Örgütsel faaliyetleri kuvvetli kılan, fikri alt yapılarıdır. Eğer bir örgütün temelini oluşturan ana fikrin aksi ispat edilirse, o örgütün ayakta kalma şansı yoktur. Dünyada bunun birçok örneğine rastlamak mümkündür. Tarih, bunun delilleriyle doludur. Din ile kendini kamufle eden “nifak cereyanı” olan FETÖ de, fikri (!) bir harekettir. 1971’den bugüne kadar alem-i İslam’ın içinde, tedavisi geciktirilmiş bir hastalıktır. Osmanlı’nın yıkılmasından sonra kurulan devlette, “dinden” soyutlanmanın neticesinde ortaya çıkan bir “veledi zinadır”.

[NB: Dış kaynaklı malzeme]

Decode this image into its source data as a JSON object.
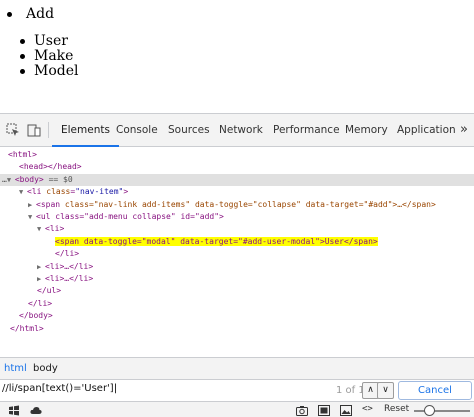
{
  "page": {
    "top_item": "Add",
    "sub_items": [
      "User",
      "Make",
      "Model"
    ]
  },
  "devtools": {
    "tabs": [
      "Elements",
      "Console",
      "Sources",
      "Network",
      "Performance",
      "Memory",
      "Application"
    ],
    "active_tab": "Elements",
    "dom": {
      "html_open": "<html>",
      "head": "<head></head>",
      "body_open": "<body>",
      "body_eq": "== $0",
      "li_tag": "<li ",
      "li_attr": "class",
      "li_val": "\"nav-item\"",
      "span1_a": "<span ",
      "span1_text": "class=\"nav-link add-items\" data-toggle=\"collapse\" data-target=\"#add\">…</span>",
      "ul_text": "<ul class=\"add-menu collapse\" id=\"add\">",
      "li2_open": "<li>",
      "span2_text": "<span data-toggle=\"modal\" data-target=\"#add-user-modal\">User</span>",
      "li2_close": "</li>",
      "li3": "<li>…</li>",
      "li4": "<li>…</li>",
      "ul_close": "</ul>",
      "li_close": "</li>",
      "body_close": "</body>",
      "html_close": "</html>"
    },
    "breadcrumbs": [
      "html",
      "body"
    ],
    "search": {
      "value": "//li/span[text()='User']",
      "count": "1 of 1",
      "cancel_label": "Cancel"
    },
    "bottom": {
      "reset_label": "Reset"
    }
  }
}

UTANMASALAR “PEYGAMBER” DİYECEKLERDİ

Kur’an ve hadis terbiyesinden geçmeyen kişilerin zaafından yararlanan bu örgüt, çok kısa bir zamanda adliyede, maarifte, siyasette ve daha birçok alanda kabul gördü. Öyle ki; “Süfyaniyet” denilen bu fikri hareketin mihmandarı olan Fethullah Gülen, kimileri tarafından “Mehdi”, kimileri tarafından da “Mesih” olarak kabul edildi. Utanmasalar, “Peygamber” dahi diyeceklerdi. Bir nesli yok eden; Kitap ve Sünnete muhalif olan bu fikri hareketin hedefinde, Risale-i Nur Külliyatı vardı. Çünkü Risale-i Nur, şu milletin kendi öz diliyle yazılmış ve Kur’an’ın her bir ayetinin mucize olduğunu ispat etmekle kalmamış, her bir ahkâmının dahi beşerin saadeti için, olmazsa olmazlığını ispat etmiştir. Tamda bu sebepten dolayı “telifini” engelleyemedikleri bu Kur’an tefsirinin “manasını” bozmayı denediler. İşte “Risale-i Nursuz bir Nurculuk” denilen akım, bu plandan sonra tezahür etti.
SİNSİ PLANLARA GÖZ YUMDULAR…

Bu sinsi planı, devreye sokmak için, Bediüzzaman’ın vefatından sonra, alim statüsünde bulunan ve Risale-i Nur’un gerçek varisi olan Hacı Hulusi Bey, Hüsrev efendi, Hoca Sabri ve Mehmet Fevzi gibi bir çok erkan ve esas talebeleri dışlattılar. Tecrübeleri az, yaşları küçük, ilimden bîhaber bazı kişileri satın aldılar. Bazılarını da kandırdılar. Hücumat-ı Sitte Risalesi’ndeki şeytanın altı desisesinde boğulmuş, ihlas sırrından bîhaber bu kişiler, sırf şöhret ve de maddi menfaat elde etmek için; bu sinsi plana göz yumdular. Zaten bunlara karşı mücadele edecek ilmi bir alt yapıları da yoktu.  Onun için elde ettikleri şöhret ve maddi menfaatten ötürü, düne kadar FETÖ’nün liderinden “sitayişle” bahsediyorlardı.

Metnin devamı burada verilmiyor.